Ein Gastbeitrag von Vera-Marie Schwarz

zum Thema: Weiterbildung  MBA Sozialmanagement

Zwischen den Zeilen

Tägliches Zeitungslesen bildet und informiert. Tägliches durchleuchten der unterschiedlichen Zeitungsbeilagen und Elemente jedoch öffnet Augen. Diese Weisheit bewahrheitet sich dieser Tage, wenn man einen genauen Blick in die Anzeigenteile verschiedenster Tageszeitungen wirft. Hierin wird, mehr wie jemals zuvor, für Ausbildungen und Weiterbildungen aus den Bereichen Gesundheit und Soziales, geworben. Die Bandbreite an Ausbildungsmöglichkeiten ist dabei eine sehr große.

Das Spektrum reicht von akademischen Ausbildungen bis hin zu einfachen zweitägigen Seminaren. Die Tageszeitung beispielsweise enthielt eine Anzeige für den Lehrgang MBA Sozialmanagement an einer österreichischen Fachhochschule. Dieses Ausbildungsangebot ist ein eindeutiges Indiz dafür, dass sich sowohl Wirtschaft als auch Politik um Fachkräfte aus diesem Bereich bemühen. Eine Ausbildung die den Titel MBA Sozialmanagement trägt, erweckt den Eindruck, dass es einen großen Bedarf an hochqualifizierten Fachkräften aus dem Sozialbereich hier in Österreich gibt. Blättert man in der selben Tageszeitung einige Seiten weiter vor, wird einem im Politikteil dieser Umstand auch klar vor Augen geführt. Sozialberufe sind aktueller denn je und jede bzw. jeder der sich für eine solche Ausbildung entscheidet, sollte sich sicher sein, im späteren Berufsleben rasch einen Job zu finden.

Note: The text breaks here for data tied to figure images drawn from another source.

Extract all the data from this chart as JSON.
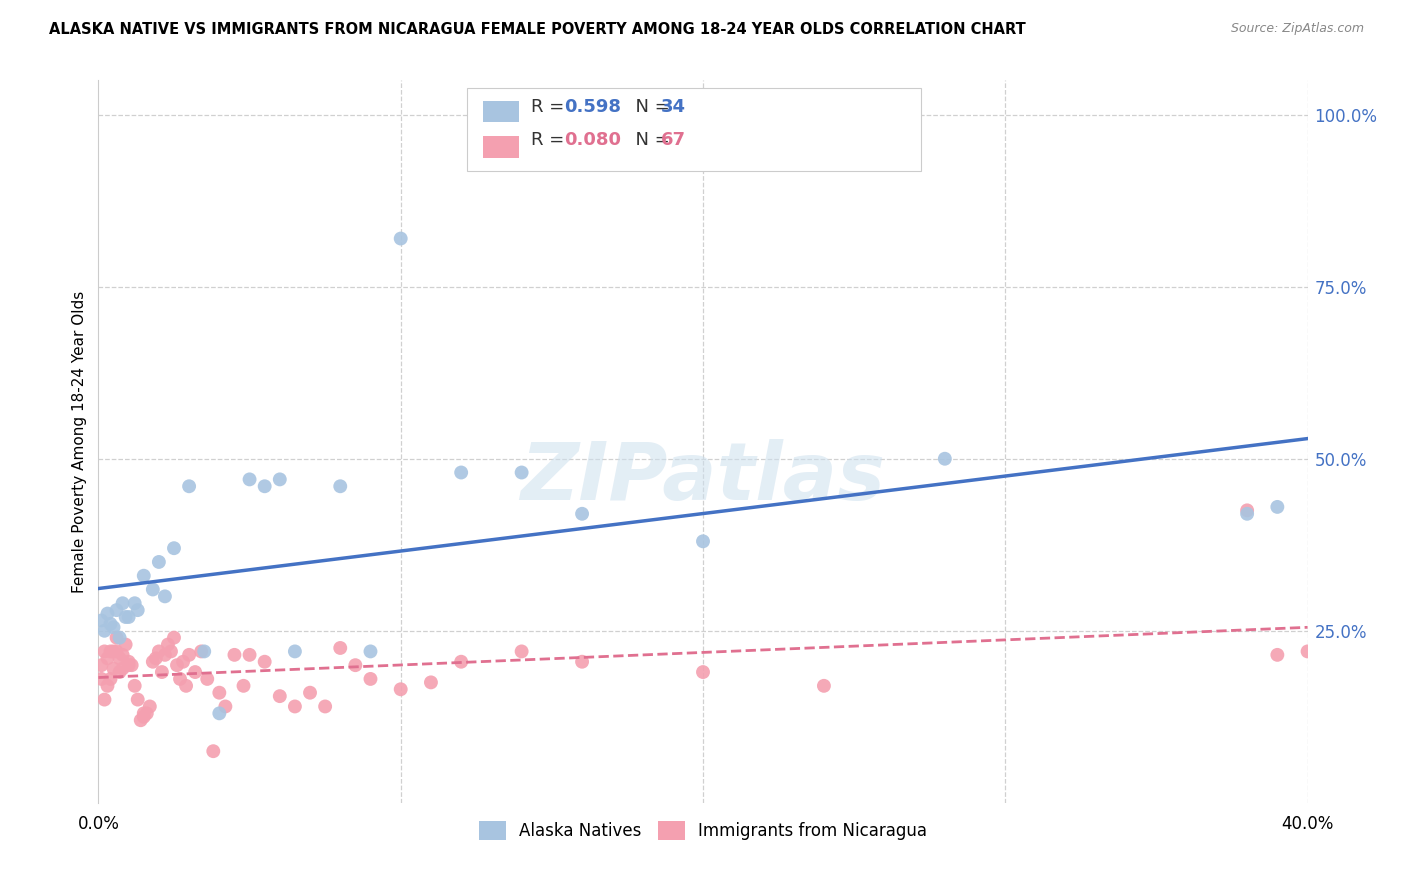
{
  "title": "ALASKA NATIVE VS IMMIGRANTS FROM NICARAGUA FEMALE POVERTY AMONG 18-24 YEAR OLDS CORRELATION CHART",
  "source": "Source: ZipAtlas.com",
  "ylabel": "Female Poverty Among 18-24 Year Olds",
  "right_yticks": [
    "100.0%",
    "75.0%",
    "50.0%",
    "25.0%"
  ],
  "right_ytick_vals": [
    1.0,
    0.75,
    0.5,
    0.25
  ],
  "blue_R": 0.598,
  "blue_N": 34,
  "pink_R": 0.08,
  "pink_N": 67,
  "blue_color": "#a8c4e0",
  "blue_line_color": "#4472c4",
  "pink_color": "#f4a0b0",
  "pink_line_color": "#e07090",
  "legend_blue_label": "Alaska Natives",
  "legend_pink_label": "Immigrants from Nicaragua",
  "watermark": "ZIPatlas",
  "background_color": "#ffffff",
  "blue_x": [
    0.001,
    0.002,
    0.003,
    0.004,
    0.005,
    0.006,
    0.007,
    0.008,
    0.009,
    0.01,
    0.012,
    0.013,
    0.015,
    0.018,
    0.02,
    0.022,
    0.025,
    0.03,
    0.035,
    0.04,
    0.05,
    0.055,
    0.06,
    0.065,
    0.08,
    0.09,
    0.1,
    0.12,
    0.14,
    0.16,
    0.2,
    0.28,
    0.38,
    0.39
  ],
  "blue_y": [
    0.265,
    0.25,
    0.275,
    0.26,
    0.255,
    0.28,
    0.24,
    0.29,
    0.27,
    0.27,
    0.29,
    0.28,
    0.33,
    0.31,
    0.35,
    0.3,
    0.37,
    0.46,
    0.22,
    0.13,
    0.47,
    0.46,
    0.47,
    0.22,
    0.46,
    0.22,
    0.82,
    0.48,
    0.48,
    0.42,
    0.38,
    0.5,
    0.42,
    0.43
  ],
  "pink_x": [
    0.001,
    0.001,
    0.002,
    0.002,
    0.003,
    0.003,
    0.004,
    0.004,
    0.005,
    0.005,
    0.006,
    0.006,
    0.007,
    0.007,
    0.008,
    0.008,
    0.009,
    0.01,
    0.01,
    0.011,
    0.012,
    0.013,
    0.014,
    0.015,
    0.015,
    0.016,
    0.017,
    0.018,
    0.019,
    0.02,
    0.021,
    0.022,
    0.023,
    0.024,
    0.025,
    0.026,
    0.027,
    0.028,
    0.029,
    0.03,
    0.032,
    0.034,
    0.036,
    0.038,
    0.04,
    0.042,
    0.045,
    0.048,
    0.05,
    0.055,
    0.06,
    0.065,
    0.07,
    0.075,
    0.08,
    0.085,
    0.09,
    0.1,
    0.11,
    0.12,
    0.14,
    0.16,
    0.2,
    0.24,
    0.38,
    0.39,
    0.4
  ],
  "pink_y": [
    0.2,
    0.18,
    0.15,
    0.22,
    0.17,
    0.21,
    0.18,
    0.22,
    0.22,
    0.195,
    0.24,
    0.22,
    0.19,
    0.21,
    0.215,
    0.195,
    0.23,
    0.2,
    0.205,
    0.2,
    0.17,
    0.15,
    0.12,
    0.125,
    0.13,
    0.13,
    0.14,
    0.205,
    0.21,
    0.22,
    0.19,
    0.215,
    0.23,
    0.22,
    0.24,
    0.2,
    0.18,
    0.205,
    0.17,
    0.215,
    0.19,
    0.22,
    0.18,
    0.075,
    0.16,
    0.14,
    0.215,
    0.17,
    0.215,
    0.205,
    0.155,
    0.14,
    0.16,
    0.14,
    0.225,
    0.2,
    0.18,
    0.165,
    0.175,
    0.205,
    0.22,
    0.205,
    0.19,
    0.17,
    0.425,
    0.215,
    0.22
  ]
}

Etwas fadenscheiniger, jedoch umso interessanter, sind die Anzeigen für Seminare aus dem Gesundheitsbereich, die man ebenfalls in vielen Tageszeitungen zu Gesicht bekommt. Hierbei gibt es bereits ein schier unüberschaubares Spektrum an vielen verschiedenen Seminaren und Themengebieten. Ein eindrucksvolles Beispiel für die Tiefe des Angebots aus diesem Bereich sind Seminartitel wie „Babymassage“ oder „Esoterische Öle“. Bestimmt gibt es für Themen wie Babymassage oder esoterische Öle genügen Interessenten. Andernfalls würden die Seminarangebote wohl kaum in den Tageszeitungen beworben werden.

 

Resümierend kann festgehalten werden, dass der Ausbildungssektor, gerade in den Bereichen Gesundheit und Soziales, boomt. Viele unterschiedliche Angebote sollen viele interessierte Menschen ansprechen, die genau diese Themen später zu ihrem Beruf machen sollen. Es bleibt zu hoffen, dass sich die dahinterstehende Strategie auch als richtig herausstellt und in Zukunft keine Engpässe bei der Besetzung bestimmter Stellen entstehen.